Une autre incertitude concerne le rôle inattendu de la pureté. Pourquoi une valeur liée à la propreté et au caractère sacré influencerait-elle la façon dont on juge les personnes très riches ? Notre étude complémentaire a révélé que les préoccupations liées à la pureté vont au-delà de la question de l'argent et s'étendent à d'autres formes d'« excès », comme le refus d'une ambition, d'une sexualité ou d'une recherche de plaisir « trop importantes ». Cela suggère que les individus perçoivent peut-être l'excès en lui-même – et pas seulement l'inégalité – comme une forme de corruption.

Et ensuite ?

Nous continuons nos recherches sur la manière dont les valeurs culturelles, les systèmes sociaux et les intuitions morales façonnent les jugements sur l'équité et sur l'excès – que ce soit la richesse et l'ambition, ou encore le savoir et la puissance de calcul de l'intelligence artificielle.

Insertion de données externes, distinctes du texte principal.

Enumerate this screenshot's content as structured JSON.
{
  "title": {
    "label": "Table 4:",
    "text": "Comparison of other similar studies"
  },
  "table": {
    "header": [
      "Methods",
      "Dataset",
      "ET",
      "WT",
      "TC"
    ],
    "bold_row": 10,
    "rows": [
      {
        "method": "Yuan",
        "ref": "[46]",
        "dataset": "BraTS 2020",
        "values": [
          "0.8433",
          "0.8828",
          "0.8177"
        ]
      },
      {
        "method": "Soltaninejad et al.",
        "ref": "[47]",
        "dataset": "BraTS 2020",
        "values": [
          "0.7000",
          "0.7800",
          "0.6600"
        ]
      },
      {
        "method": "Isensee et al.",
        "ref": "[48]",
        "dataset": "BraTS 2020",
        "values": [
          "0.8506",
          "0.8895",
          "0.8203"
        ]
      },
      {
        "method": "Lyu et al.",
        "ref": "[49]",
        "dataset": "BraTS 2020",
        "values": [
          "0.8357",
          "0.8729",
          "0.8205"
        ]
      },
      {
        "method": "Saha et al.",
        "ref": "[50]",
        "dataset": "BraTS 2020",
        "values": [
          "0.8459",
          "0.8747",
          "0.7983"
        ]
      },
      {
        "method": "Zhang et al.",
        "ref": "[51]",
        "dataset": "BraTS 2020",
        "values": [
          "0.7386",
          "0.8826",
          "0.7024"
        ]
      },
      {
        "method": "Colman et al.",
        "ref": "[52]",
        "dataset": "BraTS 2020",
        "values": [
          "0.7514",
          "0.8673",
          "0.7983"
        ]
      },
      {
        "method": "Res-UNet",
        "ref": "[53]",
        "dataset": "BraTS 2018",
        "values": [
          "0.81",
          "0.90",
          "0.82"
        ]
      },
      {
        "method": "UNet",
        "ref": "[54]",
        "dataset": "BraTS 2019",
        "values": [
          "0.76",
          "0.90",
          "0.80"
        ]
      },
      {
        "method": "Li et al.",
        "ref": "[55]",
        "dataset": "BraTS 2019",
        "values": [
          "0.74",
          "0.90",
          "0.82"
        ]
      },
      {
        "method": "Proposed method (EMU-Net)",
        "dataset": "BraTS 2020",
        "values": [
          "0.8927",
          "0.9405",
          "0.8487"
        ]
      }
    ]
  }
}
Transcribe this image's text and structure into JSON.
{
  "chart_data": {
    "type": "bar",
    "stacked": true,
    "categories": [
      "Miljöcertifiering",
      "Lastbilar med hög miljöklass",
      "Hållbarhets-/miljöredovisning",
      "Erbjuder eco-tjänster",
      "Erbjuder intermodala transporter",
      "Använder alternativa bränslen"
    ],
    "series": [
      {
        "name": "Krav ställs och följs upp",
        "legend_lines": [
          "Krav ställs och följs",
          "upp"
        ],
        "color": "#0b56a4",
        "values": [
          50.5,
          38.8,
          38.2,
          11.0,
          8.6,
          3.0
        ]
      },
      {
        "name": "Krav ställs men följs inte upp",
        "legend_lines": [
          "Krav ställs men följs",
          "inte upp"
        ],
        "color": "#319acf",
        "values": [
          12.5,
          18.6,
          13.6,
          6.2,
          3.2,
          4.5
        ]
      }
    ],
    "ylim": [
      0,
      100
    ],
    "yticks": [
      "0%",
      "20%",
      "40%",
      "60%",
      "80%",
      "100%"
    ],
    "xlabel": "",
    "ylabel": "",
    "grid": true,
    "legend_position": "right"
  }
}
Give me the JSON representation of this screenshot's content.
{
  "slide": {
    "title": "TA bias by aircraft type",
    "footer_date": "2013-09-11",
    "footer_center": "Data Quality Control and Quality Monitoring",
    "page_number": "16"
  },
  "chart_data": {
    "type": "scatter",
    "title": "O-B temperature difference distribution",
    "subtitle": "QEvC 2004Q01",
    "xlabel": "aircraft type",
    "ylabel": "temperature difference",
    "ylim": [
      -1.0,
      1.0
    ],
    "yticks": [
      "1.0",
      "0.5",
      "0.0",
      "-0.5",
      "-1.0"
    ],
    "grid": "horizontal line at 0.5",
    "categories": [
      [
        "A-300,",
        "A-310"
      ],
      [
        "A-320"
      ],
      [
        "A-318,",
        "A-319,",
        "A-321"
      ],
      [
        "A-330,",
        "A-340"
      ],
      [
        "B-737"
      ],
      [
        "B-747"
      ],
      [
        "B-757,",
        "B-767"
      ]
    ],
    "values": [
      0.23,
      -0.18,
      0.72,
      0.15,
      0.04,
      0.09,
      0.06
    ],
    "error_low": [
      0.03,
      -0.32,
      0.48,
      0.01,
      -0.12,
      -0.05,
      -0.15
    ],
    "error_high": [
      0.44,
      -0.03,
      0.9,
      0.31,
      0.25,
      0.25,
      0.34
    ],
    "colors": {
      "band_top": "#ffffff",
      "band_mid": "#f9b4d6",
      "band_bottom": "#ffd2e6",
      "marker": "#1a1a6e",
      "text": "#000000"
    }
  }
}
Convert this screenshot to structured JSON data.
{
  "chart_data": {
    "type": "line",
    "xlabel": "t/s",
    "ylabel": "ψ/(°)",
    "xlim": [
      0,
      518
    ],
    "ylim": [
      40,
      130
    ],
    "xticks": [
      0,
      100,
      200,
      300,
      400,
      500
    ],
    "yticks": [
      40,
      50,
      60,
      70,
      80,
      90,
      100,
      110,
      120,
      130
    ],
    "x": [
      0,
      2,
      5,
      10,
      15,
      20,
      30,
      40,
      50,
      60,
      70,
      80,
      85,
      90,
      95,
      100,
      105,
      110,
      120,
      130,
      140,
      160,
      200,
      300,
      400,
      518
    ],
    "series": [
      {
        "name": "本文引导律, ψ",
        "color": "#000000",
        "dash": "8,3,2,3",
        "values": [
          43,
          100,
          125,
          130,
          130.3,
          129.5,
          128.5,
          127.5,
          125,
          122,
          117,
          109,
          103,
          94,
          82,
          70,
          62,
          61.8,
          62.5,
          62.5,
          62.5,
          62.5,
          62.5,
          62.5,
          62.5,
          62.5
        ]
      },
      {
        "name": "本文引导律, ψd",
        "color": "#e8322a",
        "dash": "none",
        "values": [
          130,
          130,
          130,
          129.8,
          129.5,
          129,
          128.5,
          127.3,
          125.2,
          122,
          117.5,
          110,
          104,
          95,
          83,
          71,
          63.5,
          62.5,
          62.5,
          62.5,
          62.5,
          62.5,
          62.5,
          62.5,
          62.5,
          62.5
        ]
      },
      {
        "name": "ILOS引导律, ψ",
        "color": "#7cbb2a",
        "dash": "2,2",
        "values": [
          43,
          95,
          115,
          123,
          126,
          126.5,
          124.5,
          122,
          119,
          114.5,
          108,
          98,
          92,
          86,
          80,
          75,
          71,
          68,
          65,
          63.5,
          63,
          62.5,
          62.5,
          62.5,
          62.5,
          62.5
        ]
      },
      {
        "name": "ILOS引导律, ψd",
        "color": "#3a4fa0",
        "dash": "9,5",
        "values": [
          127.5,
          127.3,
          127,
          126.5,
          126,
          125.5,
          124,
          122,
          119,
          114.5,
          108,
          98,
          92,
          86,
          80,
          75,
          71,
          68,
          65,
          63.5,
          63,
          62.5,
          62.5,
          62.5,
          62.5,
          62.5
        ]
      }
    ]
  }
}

Comprendre ces réactions morales spontanées au sein de systèmes sociaux plus vastes est crucial pour les débats sur les inégalités. Mais cela peut aussi aider à expliquer comment les individus évaluent les technologies, les dirigeants et les institutions qui accumulent un pouvoir ou une influence disproportionnés, jugés excessifs.

Jackson Trager ne travaille pas, ne conseille pas, ne détient pas d'actions, ne reçoit pas de fonds d'une organisation qui pourrait bénéficier de cet article, et n'a déclaré aucune autre affiliation que son organisme de recherche.